Agent Tooling
Local-first tooling that makes agents reliable in real repositories: deterministic retrieval, verifiable edits, MCP servers, and reusable skill packaging.
My bias is pragmatic: agents should do real work without surprising the user.
That means:
- Determinism over magic (same inputs produce the same outputs).
- Auditability over vibes (you can inspect what changed and why).
- Privacy-first defaults (local processing whenever possible).
Retrieval That Scales (Without Embeddings as a Requirement)
llmx
What: Local-first codebase indexer with BM25 search and semantic chunk exports (agents can retrieve only what they need).
Why it matters: Most agent failures in large repos are retrieval failures, not "model" failures. llmx makes retrieval fast, cheap, and debuggable.
Verifiable Editing and Reproducible Builds (Codex Toolchain)
codex-xtreme (includes codex-patcher)
What: An interactive wizard for producing optimized, patched Codex binaries, backed by a verified patch application engine.
Why it matters: This is the "edit loop" for agents made explicit: apply changes reliably, then build/run in a reproducible way.
Primary repo (pin this on GitHub): codex-xtreme
Patch engine (linked inside): codex-patcher
Packaging Domain Expertise for Agents
burn-plugin
What: Claude Code plugin for the Burn deep learning framework, with reusable skills/workflows and evidence-backed references.
Why it matters: "Agent tooling" isn't just code. Packaging knowledge so it is verifiable and reusable is what makes tools scale across teams.
Skill Systems (Available on Request)
cwork
What: A context compiler that assembles "base capabilities + domain primer + project context" into a minimal, task-specific prompt package.
Why it matters: Skill systems are what turn ad-hoc prompting into repeatable workflows (especially across many repos).
MCP Servers (Structured Tool APIs)
pyghidra-lite
What: Token-efficient MCP server that exposes a structured "tool surface" for program analysis workflows (compact output by default, opt-in verbosity).
Registry: Official MCP registry listing: io.github.johnzfitch/pyghidra-lite (v0.1.1, status: active, published 2026-01-29).

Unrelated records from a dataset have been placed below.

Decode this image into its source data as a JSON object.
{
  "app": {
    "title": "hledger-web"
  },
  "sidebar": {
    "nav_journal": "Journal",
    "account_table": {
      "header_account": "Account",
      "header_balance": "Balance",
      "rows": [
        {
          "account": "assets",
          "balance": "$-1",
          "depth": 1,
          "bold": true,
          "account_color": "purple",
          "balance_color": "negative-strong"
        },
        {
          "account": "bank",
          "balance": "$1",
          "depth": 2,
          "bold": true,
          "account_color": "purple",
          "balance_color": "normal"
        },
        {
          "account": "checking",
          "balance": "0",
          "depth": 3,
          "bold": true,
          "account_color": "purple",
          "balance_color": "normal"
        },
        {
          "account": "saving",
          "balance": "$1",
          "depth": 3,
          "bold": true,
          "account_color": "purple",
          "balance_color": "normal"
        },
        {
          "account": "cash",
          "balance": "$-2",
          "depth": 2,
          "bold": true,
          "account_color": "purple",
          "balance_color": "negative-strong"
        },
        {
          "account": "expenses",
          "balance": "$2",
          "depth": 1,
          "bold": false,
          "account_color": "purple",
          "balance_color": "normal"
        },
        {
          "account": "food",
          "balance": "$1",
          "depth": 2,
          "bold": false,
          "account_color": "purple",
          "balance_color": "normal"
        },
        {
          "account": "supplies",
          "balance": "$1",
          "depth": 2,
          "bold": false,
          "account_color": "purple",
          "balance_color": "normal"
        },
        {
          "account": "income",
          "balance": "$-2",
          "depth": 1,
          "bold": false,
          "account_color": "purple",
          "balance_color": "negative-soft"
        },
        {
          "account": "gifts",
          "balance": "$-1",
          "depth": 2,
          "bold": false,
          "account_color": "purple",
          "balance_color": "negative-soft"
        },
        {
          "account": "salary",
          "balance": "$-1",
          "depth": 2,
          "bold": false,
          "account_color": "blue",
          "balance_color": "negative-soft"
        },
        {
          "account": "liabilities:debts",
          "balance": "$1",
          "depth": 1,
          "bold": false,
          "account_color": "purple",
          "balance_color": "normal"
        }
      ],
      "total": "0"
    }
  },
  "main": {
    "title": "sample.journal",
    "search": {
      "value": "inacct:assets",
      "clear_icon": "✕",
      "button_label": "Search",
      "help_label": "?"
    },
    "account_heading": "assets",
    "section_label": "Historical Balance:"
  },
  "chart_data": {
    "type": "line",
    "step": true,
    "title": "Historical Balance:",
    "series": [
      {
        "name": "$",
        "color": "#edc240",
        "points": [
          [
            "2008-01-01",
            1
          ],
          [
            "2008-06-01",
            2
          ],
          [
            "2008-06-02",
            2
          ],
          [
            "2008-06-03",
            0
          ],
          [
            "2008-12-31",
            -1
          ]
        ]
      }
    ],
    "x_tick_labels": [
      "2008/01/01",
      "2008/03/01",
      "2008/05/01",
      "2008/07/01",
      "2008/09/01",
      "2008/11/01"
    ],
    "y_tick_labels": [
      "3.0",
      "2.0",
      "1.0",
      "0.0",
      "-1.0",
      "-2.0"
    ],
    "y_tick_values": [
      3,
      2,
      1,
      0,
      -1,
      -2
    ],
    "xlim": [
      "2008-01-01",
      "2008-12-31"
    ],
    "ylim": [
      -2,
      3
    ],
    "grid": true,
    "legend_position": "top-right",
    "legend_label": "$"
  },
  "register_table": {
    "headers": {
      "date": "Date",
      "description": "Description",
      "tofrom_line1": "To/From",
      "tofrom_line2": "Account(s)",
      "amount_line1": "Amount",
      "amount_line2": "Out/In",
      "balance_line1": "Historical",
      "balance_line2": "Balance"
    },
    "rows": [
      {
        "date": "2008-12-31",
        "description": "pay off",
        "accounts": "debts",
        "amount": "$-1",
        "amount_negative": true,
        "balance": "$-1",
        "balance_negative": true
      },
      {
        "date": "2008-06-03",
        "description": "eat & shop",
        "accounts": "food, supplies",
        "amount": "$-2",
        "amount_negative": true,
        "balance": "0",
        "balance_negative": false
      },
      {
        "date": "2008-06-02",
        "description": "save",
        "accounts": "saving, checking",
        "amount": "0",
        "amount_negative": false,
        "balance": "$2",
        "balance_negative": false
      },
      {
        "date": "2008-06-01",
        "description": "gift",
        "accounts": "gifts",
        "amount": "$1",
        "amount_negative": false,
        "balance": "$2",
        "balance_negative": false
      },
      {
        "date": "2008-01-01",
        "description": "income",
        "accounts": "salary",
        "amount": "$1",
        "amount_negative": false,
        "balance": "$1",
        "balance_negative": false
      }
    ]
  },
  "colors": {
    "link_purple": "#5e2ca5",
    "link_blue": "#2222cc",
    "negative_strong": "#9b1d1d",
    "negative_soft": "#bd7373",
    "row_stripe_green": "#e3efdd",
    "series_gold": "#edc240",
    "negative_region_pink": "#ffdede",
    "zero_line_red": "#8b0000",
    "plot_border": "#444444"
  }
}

Why it matters: Good agents use tools. MCP servers let you build high-signal, low-context interfaces that scale beyond ad-hoc prompts.
LLM Desktop Workflow (Anthropic Ecosystem)
claude-cowork-linux
What: Run the official Claude Desktop app on Linux using compatibility stubs and a bubblewrap sandbox.
Why it matters: Makes Claude a first-class Linux tool without sacrificing isolation.
Note: Unofficial community project; no proprietary Claude code is committed.
Professional UX (No Emojis)
Iconics
What: Semantic icon library (8k+ icons) designed to replace emojis with consistent PNG icons and meaning-based search.
Why it matters: Documentation is a product surface. Consistent visuals improve scannability and trust, especially in technical docs.
Closing thought: My working model: start with algorithms and invariants; use model intelligence to choose among safe, explicit actions.